Manufacturers will to have to wait for the findings of the International Life Science Institute's (ILSI's) Food Allergy Task Force on allergens to be published before they will know whether 'action levels' for their operations are possible, claims the Food Standards Agency (FSA).

The Task Force's findings are due in late 2012 and only then will advice on the maximum allowable levels of allergens be available.

Experts from across the globe make up the ILSI Task Force, which includes scientists and industry figures from Nestlé, Coca-Cola, PepsiCo, and Unilever. It has been examining research from food and drink tests, and is modelled on the Australian Allergen Bureau's Vital scheme, which explores current threshold data, consumer behaviour, and uncertainty factors.

The Task Force has formed global partnerships with the European Commission, the EU's EuroPrevall allergen research programme, the Food Allergy Research and Resource Program, the European Academy of Allergy and Clinical Immunology and the European Anaphylaxis Task Force.

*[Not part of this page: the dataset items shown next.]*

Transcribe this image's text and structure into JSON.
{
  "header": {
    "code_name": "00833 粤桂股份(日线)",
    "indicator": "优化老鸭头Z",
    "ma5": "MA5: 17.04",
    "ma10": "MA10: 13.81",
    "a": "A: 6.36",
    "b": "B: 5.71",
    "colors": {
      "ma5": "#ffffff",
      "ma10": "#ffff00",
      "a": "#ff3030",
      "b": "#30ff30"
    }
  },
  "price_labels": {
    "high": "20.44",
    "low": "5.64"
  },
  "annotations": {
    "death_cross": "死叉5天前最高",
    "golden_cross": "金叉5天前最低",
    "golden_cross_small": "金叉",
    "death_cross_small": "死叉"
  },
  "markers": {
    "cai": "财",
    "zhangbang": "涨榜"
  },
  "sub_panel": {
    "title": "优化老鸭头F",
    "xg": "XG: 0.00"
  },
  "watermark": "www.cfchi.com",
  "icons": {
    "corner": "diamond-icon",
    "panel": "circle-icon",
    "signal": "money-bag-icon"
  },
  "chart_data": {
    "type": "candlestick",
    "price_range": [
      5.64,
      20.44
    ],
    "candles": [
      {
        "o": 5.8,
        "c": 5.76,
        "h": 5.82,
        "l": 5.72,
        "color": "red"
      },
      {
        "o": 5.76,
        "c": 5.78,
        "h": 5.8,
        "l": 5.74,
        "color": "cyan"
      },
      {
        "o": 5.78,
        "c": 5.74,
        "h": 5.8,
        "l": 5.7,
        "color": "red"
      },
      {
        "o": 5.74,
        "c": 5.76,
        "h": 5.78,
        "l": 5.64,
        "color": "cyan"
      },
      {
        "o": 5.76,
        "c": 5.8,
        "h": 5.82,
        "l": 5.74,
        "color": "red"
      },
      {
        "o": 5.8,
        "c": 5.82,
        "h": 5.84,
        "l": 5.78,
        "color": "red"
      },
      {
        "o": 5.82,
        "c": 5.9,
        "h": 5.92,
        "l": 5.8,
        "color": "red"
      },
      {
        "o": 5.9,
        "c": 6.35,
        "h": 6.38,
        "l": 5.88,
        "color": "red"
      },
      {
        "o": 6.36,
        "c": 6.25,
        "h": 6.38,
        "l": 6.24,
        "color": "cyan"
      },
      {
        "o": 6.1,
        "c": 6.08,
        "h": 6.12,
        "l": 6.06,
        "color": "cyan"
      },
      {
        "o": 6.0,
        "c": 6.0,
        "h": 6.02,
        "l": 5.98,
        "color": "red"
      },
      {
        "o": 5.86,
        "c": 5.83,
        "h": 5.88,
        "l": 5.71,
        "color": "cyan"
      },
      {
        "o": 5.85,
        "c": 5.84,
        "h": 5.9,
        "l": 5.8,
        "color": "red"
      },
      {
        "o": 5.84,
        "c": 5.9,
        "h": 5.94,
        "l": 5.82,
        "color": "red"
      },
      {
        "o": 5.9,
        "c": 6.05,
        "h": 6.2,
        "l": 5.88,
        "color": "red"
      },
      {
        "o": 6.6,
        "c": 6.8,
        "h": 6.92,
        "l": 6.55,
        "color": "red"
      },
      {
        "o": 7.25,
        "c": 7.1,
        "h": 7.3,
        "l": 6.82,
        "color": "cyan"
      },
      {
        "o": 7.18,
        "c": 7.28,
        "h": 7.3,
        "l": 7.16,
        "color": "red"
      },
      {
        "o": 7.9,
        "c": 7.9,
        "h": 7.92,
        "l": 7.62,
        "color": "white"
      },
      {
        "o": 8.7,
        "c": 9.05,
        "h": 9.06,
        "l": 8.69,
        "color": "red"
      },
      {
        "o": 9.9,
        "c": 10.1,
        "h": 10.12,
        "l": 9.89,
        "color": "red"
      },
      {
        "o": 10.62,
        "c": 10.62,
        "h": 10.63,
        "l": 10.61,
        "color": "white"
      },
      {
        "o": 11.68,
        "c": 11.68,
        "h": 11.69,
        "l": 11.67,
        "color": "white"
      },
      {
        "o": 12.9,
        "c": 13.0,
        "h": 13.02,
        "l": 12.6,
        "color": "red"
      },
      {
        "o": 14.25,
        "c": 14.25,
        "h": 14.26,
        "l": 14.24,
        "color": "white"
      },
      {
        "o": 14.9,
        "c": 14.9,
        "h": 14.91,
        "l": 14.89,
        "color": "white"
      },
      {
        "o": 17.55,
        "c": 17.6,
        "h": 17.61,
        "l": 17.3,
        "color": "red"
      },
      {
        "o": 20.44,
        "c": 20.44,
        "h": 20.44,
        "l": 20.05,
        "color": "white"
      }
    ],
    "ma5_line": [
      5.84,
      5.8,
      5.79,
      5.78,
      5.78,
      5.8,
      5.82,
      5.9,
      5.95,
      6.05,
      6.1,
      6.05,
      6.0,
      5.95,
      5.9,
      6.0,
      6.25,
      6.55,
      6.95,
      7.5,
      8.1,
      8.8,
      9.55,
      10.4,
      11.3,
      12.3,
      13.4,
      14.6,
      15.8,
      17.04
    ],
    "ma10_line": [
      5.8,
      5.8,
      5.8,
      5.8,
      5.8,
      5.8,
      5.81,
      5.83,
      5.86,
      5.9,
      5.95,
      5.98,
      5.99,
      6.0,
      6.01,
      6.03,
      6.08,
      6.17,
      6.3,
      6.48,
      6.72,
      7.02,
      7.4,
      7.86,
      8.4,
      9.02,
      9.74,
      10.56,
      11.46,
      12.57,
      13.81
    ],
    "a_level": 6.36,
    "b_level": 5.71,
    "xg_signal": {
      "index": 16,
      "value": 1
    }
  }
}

"It is accepted that zero risk is not possible, therefore there needs to be an agreed tolerable level of risk," said FSA. "Any agreed action level needs to be practical for the food industry and provide choice and certainty for allergic individuals.

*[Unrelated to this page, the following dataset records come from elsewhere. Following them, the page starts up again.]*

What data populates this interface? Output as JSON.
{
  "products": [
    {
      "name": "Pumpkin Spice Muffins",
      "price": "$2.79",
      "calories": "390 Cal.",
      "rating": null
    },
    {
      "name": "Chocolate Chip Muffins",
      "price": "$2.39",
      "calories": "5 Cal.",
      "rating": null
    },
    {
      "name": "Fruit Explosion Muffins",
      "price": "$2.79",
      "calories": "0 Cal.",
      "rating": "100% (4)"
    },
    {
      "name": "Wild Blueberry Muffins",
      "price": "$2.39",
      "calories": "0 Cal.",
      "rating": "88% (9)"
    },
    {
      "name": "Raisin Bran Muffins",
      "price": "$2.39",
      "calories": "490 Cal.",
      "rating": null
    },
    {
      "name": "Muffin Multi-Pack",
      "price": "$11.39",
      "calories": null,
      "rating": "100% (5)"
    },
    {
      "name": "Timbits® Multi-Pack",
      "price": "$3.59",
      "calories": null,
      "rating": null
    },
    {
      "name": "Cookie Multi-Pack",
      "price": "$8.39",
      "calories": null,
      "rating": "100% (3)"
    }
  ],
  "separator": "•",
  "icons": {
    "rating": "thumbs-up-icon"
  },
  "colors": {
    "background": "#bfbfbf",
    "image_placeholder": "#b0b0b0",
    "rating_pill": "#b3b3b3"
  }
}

"Consumers with food allergies need clear information about the risks of allergens being accidentally present in food, but changes to existing practices need to be based on robust scientific evidence."

The FSA expects "significant advances" from the Task Force, which will enable more consistent allergen advice when processors make future labelling decisions.

Meanwhile, food assurance specialist NSF-CMi has developed a new standard for the control of allergens in food production called the Allergen Due Diligence Assessment. NSF-CMi said it was a more practical alternative to current methods of testing. It claimed the standard, to which manufacturers can be independently assessed, represented the first end-to-end review of the manufacturing process, which focused on real risks.

The UK saw 35 product recalls in 2010 due to incorrect allergen declarations, which cost an estimated £1.75M, says NSF-CMi.